Hours passed. It was ten o'clock when I gave up on the Rawlingses, and put in a call to Troy.

"Now, now," he soothed, "perhaps they took the children on a special outing that lasts all day, and tomorrow they will be home. Of course I'm all right. In fact, for the first time I'm really excited by the future, and all it holds for both of us. I have been a fool, darling, haven't I? Believing that fate planned, even before I was born, to kill me before I reached the age of twenty-five. Thank God you came into my life when you did, just in time to save me from myself."

Dreams of Troy filled my sleep with

restlessness. Time and again he shrank to child size, and drifted away from me, calling out as Keith used to do, "Hev-lee, Hev-lee!"

I was up early the next day, impatiently waiting for eight o'clock. And this time when I called, a woman's voice answered. "Mrs. Lester Rawlings, please." "Who is calling?"

I gave her my name, saying I wanted to visit my brother and sister, Keith and Jane Casteel. Her sharp intake of breath communicated her shock. "Oh, no!" she whispered, then I heard the click of her phone. I was left with the dial tone. Immediately I called her back.

On and on the phone rang, until Rita Rawlings finally answered. "Please," she begged with tears in her voice, "don't disturb the peace of two wonderfully happy children who have adapted successfully to a new family and new lives."

"They are blood-related to me, Mrs. Rawlings! They were mine long before they were yours!"

"Please, please," she begged. "I know you love them. I remember very well how you looked that day when we took them away, and I do understand how you must feel. When first they came to live with us, it was you they were always crying for. But they haven't cried for you in more than two years. They call me Mother or Mommy now, and they call my husband Daddy. They are fine, mentally and physically . . . I'll send you photographs, health and school reports, but please, I beg of you, don't come to remind them of all the hardships they had to endure when they lived in that pitiful shack in the Willies."

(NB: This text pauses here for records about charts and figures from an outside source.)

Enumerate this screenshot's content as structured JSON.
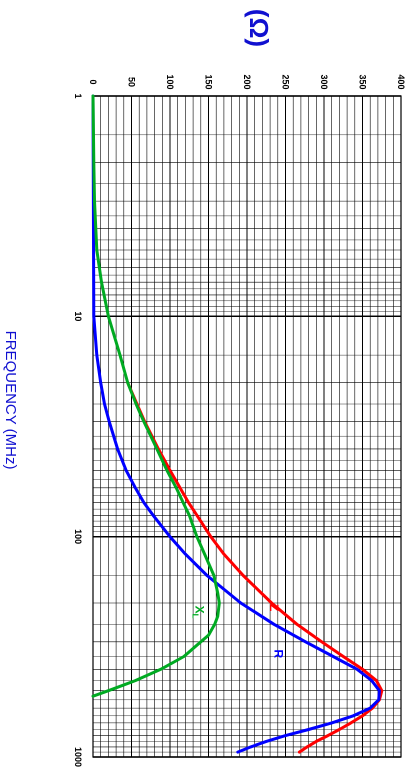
{
  "chart_data": {
    "type": "line",
    "ylabel": "(Ω)",
    "xlabel": "FREQUENCY (MHz)",
    "x_scale": "log",
    "xlim": [
      1,
      1000
    ],
    "ylim": [
      0,
      400
    ],
    "x_ticks": [
      "1",
      "10",
      "100",
      "1000"
    ],
    "y_ticks": [
      "0",
      "50",
      "100",
      "150",
      "200",
      "250",
      "300",
      "350",
      "400"
    ],
    "grid": true,
    "colors": {
      "Z": "#ff0000",
      "R": "#0000ff",
      "X": "#00aa22",
      "text": "#1010d0"
    },
    "series": [
      {
        "name": "Z",
        "color": "#ff0000",
        "x": [
          20,
          25,
          30,
          40,
          50,
          60,
          70,
          80,
          100,
          120,
          150,
          200,
          250,
          300,
          350,
          400,
          450,
          500,
          550,
          600,
          650,
          700,
          750,
          800,
          850,
          900,
          950
        ],
        "y": [
          45,
          57,
          67,
          85,
          100,
          113,
          124,
          135,
          153,
          170,
          195,
          232,
          265,
          297,
          325,
          350,
          368,
          375,
          372,
          363,
          350,
          335,
          320,
          305,
          290,
          278,
          268
        ]
      },
      {
        "name": "R",
        "color": "#0000ff",
        "x": [
          1,
          10,
          15,
          20,
          25,
          30,
          40,
          50,
          60,
          70,
          80,
          100,
          120,
          150,
          200,
          250,
          300,
          350,
          400,
          450,
          500,
          550,
          600,
          650,
          700,
          750,
          800,
          850,
          900,
          950
        ],
        "y": [
          0,
          1,
          5,
          10,
          15,
          21,
          32,
          43,
          55,
          66,
          78,
          100,
          120,
          148,
          192,
          235,
          276,
          312,
          343,
          362,
          372,
          371,
          360,
          338,
          310,
          280,
          250,
          225,
          205,
          188
        ]
      },
      {
        "name": "XL",
        "color": "#00aa22",
        "x": [
          1,
          2,
          3,
          5,
          7,
          10,
          15,
          20,
          25,
          30,
          40,
          50,
          60,
          70,
          80,
          100,
          120,
          150,
          180,
          200,
          230,
          250,
          280,
          300,
          350,
          400,
          450,
          500,
          530
        ],
        "y": [
          0,
          1,
          2,
          5,
          11,
          20,
          35,
          45,
          56,
          66,
          83,
          96,
          108,
          117,
          125,
          135,
          145,
          157,
          162,
          164,
          162,
          158,
          150,
          140,
          118,
          88,
          55,
          20,
          0
        ]
      }
    ]
  }
}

Now it was my turn to plead. "But you don't understand, Mrs. Rawlings! I have to see them again! I have to make sure they are happy and healthy, or else I can't find happiness myself. Each day of my life I vow to find Keith and Our Jane. I hate my father for what he did, it eats at me night and day. You have to allow me to see them, even if they don't see me."

The reluctance expressed in her delayed reply could have turned aside someone less relentless than I was.

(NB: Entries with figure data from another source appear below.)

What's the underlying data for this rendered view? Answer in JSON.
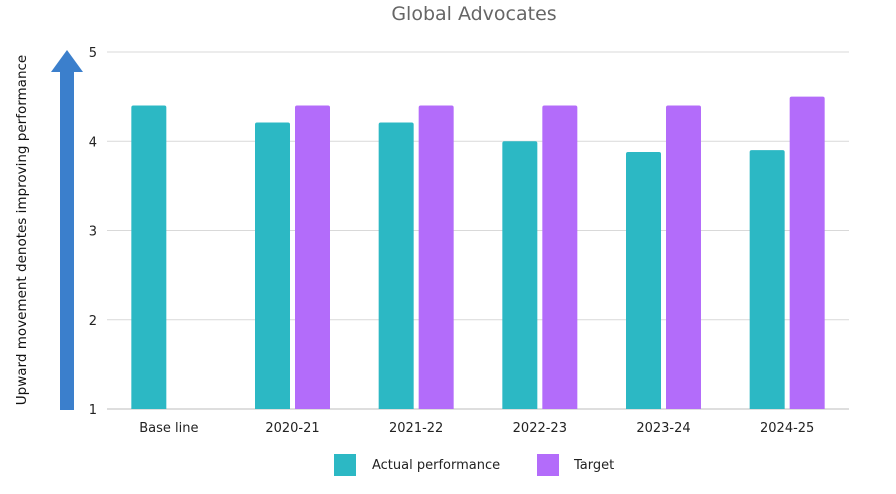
{
  "chart_data": {
    "type": "bar",
    "title": "Global Advocates",
    "ylabel": "Upward movement denotes improving performance",
    "xlabel": "",
    "categories": [
      "Base line",
      "2020-21",
      "2021-22",
      "2022-23",
      "2023-24",
      "2024-25"
    ],
    "series": [
      {
        "name": "Actual performance",
        "color": "#2cb8c4",
        "values": [
          4.4,
          4.21,
          4.21,
          4.0,
          3.88,
          3.9
        ]
      },
      {
        "name": "Target",
        "color": "#b36cfa",
        "values": [
          null,
          4.4,
          4.4,
          4.4,
          4.4,
          4.5
        ]
      }
    ],
    "ylim": [
      1,
      5
    ],
    "yticks": [
      1,
      2,
      3,
      4,
      5
    ],
    "grid": true,
    "legend": "bottom",
    "arrow_color": "#3b7fcc",
    "arrow_icon": "up-arrow-icon"
  }
}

"All right, if you must do this thing. But you have to promise to keep yourself hidden from my children. And if after you see them they don't appear to you to be healthy, happy, and secure, then my husband and I will do everything within our power to see that we remedy that situation."

I knew at that moment that this was a strongwilled woman, determined to keep her family intact, and through hell she'd fight to keep them hers and not mine.

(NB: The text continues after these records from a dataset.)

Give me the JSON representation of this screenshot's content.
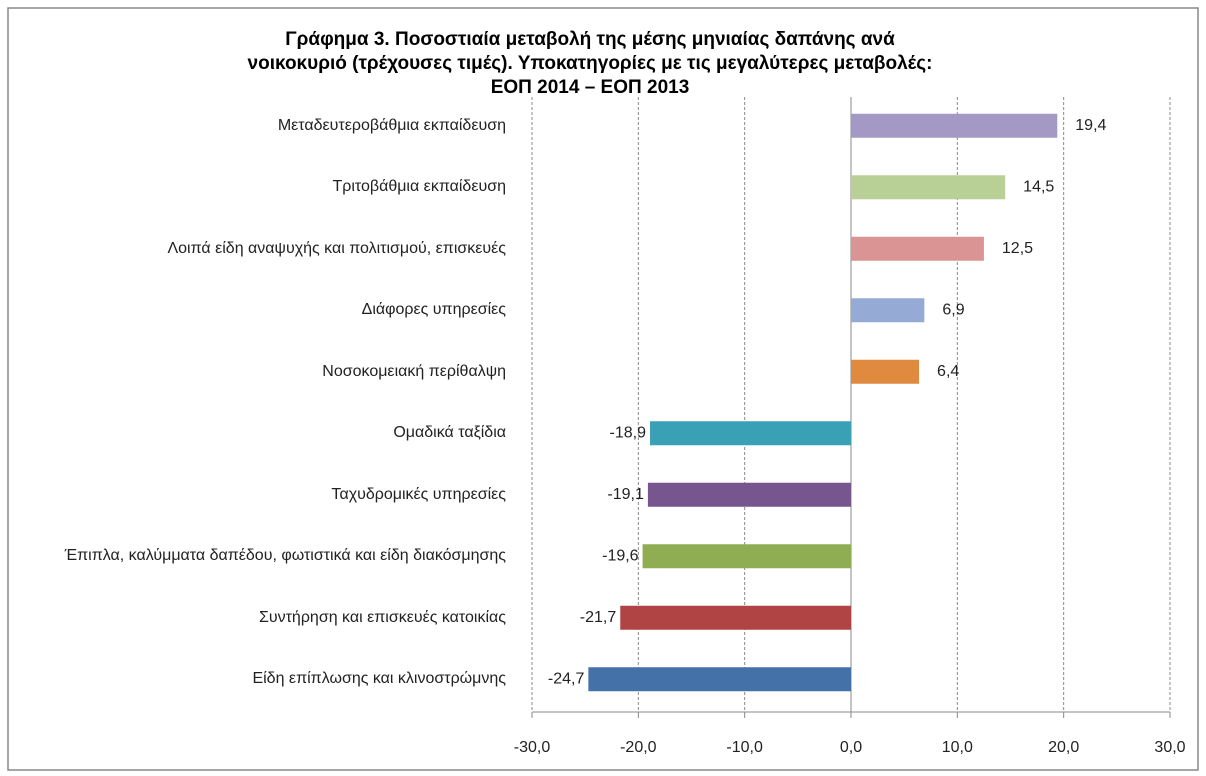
{
  "chart_data": {
    "type": "bar",
    "orientation": "horizontal",
    "title": "Γράφημα 3. Ποσοστιαία μεταβολή της μέσης μηνιαίας  δαπάνης ανά\nνοικοκυριό (τρέχουσες τιμές). Υποκατηγορίες με τις  μεγαλύτερες μεταβολές:\nΕΟΠ 2014 – ΕΟΠ 2013",
    "categories": [
      "Μεταδευτεροβάθμια εκπαίδευση",
      "Τριτοβάθμια εκπαίδευση",
      "Λοιπά είδη αναψυχής και πολιτισμού, επισκευές",
      "Διάφορες υπηρεσίες",
      "Νοσοκομειακή περίθαλψη",
      "Ομαδικά ταξίδια",
      "Ταχυδρομικές υπηρεσίες",
      "Έπιπλα, καλύμματα δαπέδου, φωτιστικά και είδη διακόσμησης",
      "Συντήρηση και επισκευές κατοικίας",
      "Είδη επίπλωσης και κλινοστρώμνης"
    ],
    "values": [
      19.4,
      14.5,
      12.5,
      6.9,
      6.4,
      -18.9,
      -19.1,
      -19.6,
      -21.7,
      -24.7
    ],
    "value_labels": [
      "19,4",
      "14,5",
      "12,5",
      "6,9",
      "6,4",
      "-18,9",
      "-19,1",
      "-19,6",
      "-21,7",
      "-24,7"
    ],
    "colors": [
      "#a499c4",
      "#b8d095",
      "#d99493",
      "#95aad4",
      "#e08a3f",
      "#3aa0b5",
      "#77558f",
      "#8fad52",
      "#b04444",
      "#4371a8"
    ],
    "xlim": [
      -30,
      30
    ],
    "xticks": [
      {
        "value": -30,
        "label": "-30,0"
      },
      {
        "value": -20,
        "label": "-20,0"
      },
      {
        "value": -10,
        "label": "-10,0"
      },
      {
        "value": 0,
        "label": "0,0"
      },
      {
        "value": 10,
        "label": "10,0"
      },
      {
        "value": 20,
        "label": "20,0"
      },
      {
        "value": 30,
        "label": "30,0"
      }
    ],
    "grid": true
  }
}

All that Saturday I prowled small shops, looking for just the right gifts to give Fanny, Tom, and Grandpa. I even bought several things for Keith and Our Jane to add to the others I was saving for that day when we would be a family again.

Sunday morning I awakened with high hopes and great excitement. At ten the limousine and driver put at my disposal drew to a slow, careful stop before an Episcopalian church that was almost medieval in design. I knew just where the two children I longed to see would be, in their Sunday School class. Rita Rawlings had given me detailed instructions on how to find their classroom, and what to do once I was there. "And if you love them, Heaven, keep your promise. Think of their needs and not your own, and stay out of sight."

The church was cool and dim inside, the many halls long and twisting. Well-dressed people smiled at me.

Somewhere in a back hall I grew confused, not knowing which way to turn . . . and then I heard children singing. And it seemed, above all the other voices, I could hear the sweet, high-pitched voice of Our Jane, as she tried earnestly to duplicate the soprano tones of Miss Marianne Deale, when she had sung hymns with us in Winnerrow's one and only Protestant church.